Patient Consent AJGP Article

Secondary use of general practice data: Obtaining patient consent

Over the years, healthcare has seen a shift from paper-based health records to digitised health information. This has led to an aggregation and collation of patient data, creating both possibilities and challenges for the healthcare system in Australia.  

Protecting patient rights 

Healthcare researchers, policymakers and providers can all agree that digitising general practice health information has created new analytical possibilities for them like: 

  • Creation of proactive preventive interventions 
  • Helping quality improvement initiatives
  • Identifying at-risk populations 
  • Promoting efficiencies in care delivery 
  • Generating proactive preventive interventions 

Of course, to reach these potential possibilities, patients need to provide the right to use their data for secondary purposes at a general practice level. As the healthcare system must address current challenges including caring for an ageing population and managing chronic diseases, compiling this valuable data is going to be increasingly important.  

In order to increase the chances of patients consenting to the secondary use of their general practice data, they must first be educated on their rights, the use for their data and its privacy.  

When registering, patients need to be informed that their de-identified data may be used for secondary purposes. It is important to convey to patients that general practices have the responsibility of protecting their data and ensuring it is always accessed and used in a secure manner.  
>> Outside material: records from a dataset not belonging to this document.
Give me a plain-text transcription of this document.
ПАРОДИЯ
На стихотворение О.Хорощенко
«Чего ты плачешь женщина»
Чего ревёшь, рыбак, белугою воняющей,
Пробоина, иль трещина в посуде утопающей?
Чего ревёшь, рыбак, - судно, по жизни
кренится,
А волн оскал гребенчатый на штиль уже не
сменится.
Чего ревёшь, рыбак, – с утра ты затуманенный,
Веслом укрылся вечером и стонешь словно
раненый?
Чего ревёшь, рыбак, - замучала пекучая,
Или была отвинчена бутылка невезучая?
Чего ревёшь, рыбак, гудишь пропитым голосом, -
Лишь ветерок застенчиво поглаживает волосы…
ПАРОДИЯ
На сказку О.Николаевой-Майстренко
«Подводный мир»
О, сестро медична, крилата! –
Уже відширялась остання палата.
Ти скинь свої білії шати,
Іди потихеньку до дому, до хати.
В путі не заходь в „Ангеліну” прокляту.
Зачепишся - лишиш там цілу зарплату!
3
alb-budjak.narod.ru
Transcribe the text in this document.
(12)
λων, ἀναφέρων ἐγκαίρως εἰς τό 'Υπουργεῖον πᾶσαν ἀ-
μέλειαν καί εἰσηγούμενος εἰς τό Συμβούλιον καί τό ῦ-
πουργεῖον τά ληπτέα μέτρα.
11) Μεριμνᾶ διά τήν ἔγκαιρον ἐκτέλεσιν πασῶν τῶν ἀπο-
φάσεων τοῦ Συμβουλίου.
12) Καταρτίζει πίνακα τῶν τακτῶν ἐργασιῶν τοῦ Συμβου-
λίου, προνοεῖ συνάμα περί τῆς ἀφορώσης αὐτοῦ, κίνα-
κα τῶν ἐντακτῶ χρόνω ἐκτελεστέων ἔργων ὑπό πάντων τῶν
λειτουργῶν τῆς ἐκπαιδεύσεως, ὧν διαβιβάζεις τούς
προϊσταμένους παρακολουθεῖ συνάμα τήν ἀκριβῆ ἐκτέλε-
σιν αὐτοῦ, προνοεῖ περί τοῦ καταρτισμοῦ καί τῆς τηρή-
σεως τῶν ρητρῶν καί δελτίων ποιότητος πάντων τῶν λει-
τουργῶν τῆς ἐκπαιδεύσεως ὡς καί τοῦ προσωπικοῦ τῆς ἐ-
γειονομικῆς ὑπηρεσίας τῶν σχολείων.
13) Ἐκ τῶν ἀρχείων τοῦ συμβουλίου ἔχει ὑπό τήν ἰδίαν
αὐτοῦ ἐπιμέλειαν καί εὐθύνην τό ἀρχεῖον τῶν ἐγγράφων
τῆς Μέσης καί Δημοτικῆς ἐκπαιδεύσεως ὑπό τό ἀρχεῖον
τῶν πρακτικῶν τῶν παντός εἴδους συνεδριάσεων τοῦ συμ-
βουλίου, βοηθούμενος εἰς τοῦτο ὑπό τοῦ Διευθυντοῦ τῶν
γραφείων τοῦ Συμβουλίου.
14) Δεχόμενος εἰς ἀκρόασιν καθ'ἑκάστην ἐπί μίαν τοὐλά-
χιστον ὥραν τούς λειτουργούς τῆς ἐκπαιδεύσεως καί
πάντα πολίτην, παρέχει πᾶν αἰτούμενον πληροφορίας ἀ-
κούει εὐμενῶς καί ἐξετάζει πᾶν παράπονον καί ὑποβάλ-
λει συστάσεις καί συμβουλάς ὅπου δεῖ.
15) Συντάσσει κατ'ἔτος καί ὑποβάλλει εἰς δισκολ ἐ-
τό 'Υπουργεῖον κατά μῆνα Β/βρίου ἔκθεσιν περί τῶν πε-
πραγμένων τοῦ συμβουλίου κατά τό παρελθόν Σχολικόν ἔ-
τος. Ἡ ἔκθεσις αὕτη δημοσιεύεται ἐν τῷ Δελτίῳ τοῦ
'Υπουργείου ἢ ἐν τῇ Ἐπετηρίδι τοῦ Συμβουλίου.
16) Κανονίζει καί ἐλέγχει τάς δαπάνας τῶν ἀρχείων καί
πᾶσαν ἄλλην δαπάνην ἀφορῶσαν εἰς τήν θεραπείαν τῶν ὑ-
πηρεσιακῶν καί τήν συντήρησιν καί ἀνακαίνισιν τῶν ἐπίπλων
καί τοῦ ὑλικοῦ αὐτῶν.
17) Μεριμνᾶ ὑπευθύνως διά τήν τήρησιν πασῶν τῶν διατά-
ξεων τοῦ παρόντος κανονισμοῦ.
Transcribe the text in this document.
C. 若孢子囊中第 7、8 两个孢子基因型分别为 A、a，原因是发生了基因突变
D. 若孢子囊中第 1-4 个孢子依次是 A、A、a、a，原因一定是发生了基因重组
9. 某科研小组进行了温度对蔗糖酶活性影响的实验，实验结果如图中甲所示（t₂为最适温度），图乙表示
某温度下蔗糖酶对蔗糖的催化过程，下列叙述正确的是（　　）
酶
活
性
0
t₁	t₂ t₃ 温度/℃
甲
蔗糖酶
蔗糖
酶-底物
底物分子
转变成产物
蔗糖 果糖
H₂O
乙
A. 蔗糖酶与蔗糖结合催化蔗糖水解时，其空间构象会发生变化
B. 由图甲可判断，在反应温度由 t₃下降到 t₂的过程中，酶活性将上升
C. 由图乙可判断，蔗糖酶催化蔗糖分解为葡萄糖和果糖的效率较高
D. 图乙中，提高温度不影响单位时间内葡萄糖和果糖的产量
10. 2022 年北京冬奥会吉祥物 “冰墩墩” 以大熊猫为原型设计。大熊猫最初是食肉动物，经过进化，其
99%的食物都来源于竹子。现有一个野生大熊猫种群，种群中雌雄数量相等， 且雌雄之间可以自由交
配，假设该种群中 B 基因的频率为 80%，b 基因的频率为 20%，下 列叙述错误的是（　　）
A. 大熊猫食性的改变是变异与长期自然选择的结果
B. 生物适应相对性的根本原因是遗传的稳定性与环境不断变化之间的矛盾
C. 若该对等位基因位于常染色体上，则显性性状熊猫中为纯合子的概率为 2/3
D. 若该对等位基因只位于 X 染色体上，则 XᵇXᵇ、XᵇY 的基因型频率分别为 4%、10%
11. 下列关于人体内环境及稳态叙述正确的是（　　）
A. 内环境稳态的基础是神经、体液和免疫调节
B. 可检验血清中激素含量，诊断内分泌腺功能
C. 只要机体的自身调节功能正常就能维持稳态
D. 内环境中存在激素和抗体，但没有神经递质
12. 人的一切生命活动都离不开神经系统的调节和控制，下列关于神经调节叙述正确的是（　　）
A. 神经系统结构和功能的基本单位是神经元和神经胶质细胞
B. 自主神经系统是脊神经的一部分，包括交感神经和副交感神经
Patient consent for data use

Obtaining patient consent will require implementing policies and procedures for managing data access requests. It is important that these be supported by clinical information systems (CIS) and include functionalities that permit the removal of patient data for non-consenting patients.  

Utilising technology that can identify what data is permitted to be used and which cannot will play an important role in ensuring data remains secure and patient rights are respected. To do so, the CIS will need to: 

  • Identify consensual patient data 
  • Allow for permitted data extraction 
  • Ensure protection of data used 

The Hello Health platform enables general practices to denote a patient’s secondary data use and the level of that use. This is coupled with its application program interface preventing the use or extraction of this data in the case of a non-consenting patient. This flag will honour their choice and will not share the private data with third-party applications.  

More and more negative headlines are currently hitting the media concerning healthcare data privacy leaks and patient data being used without consent. This makes it increasingly important to ensure the technology you use can protect your patient’s data and prevent further horror stories.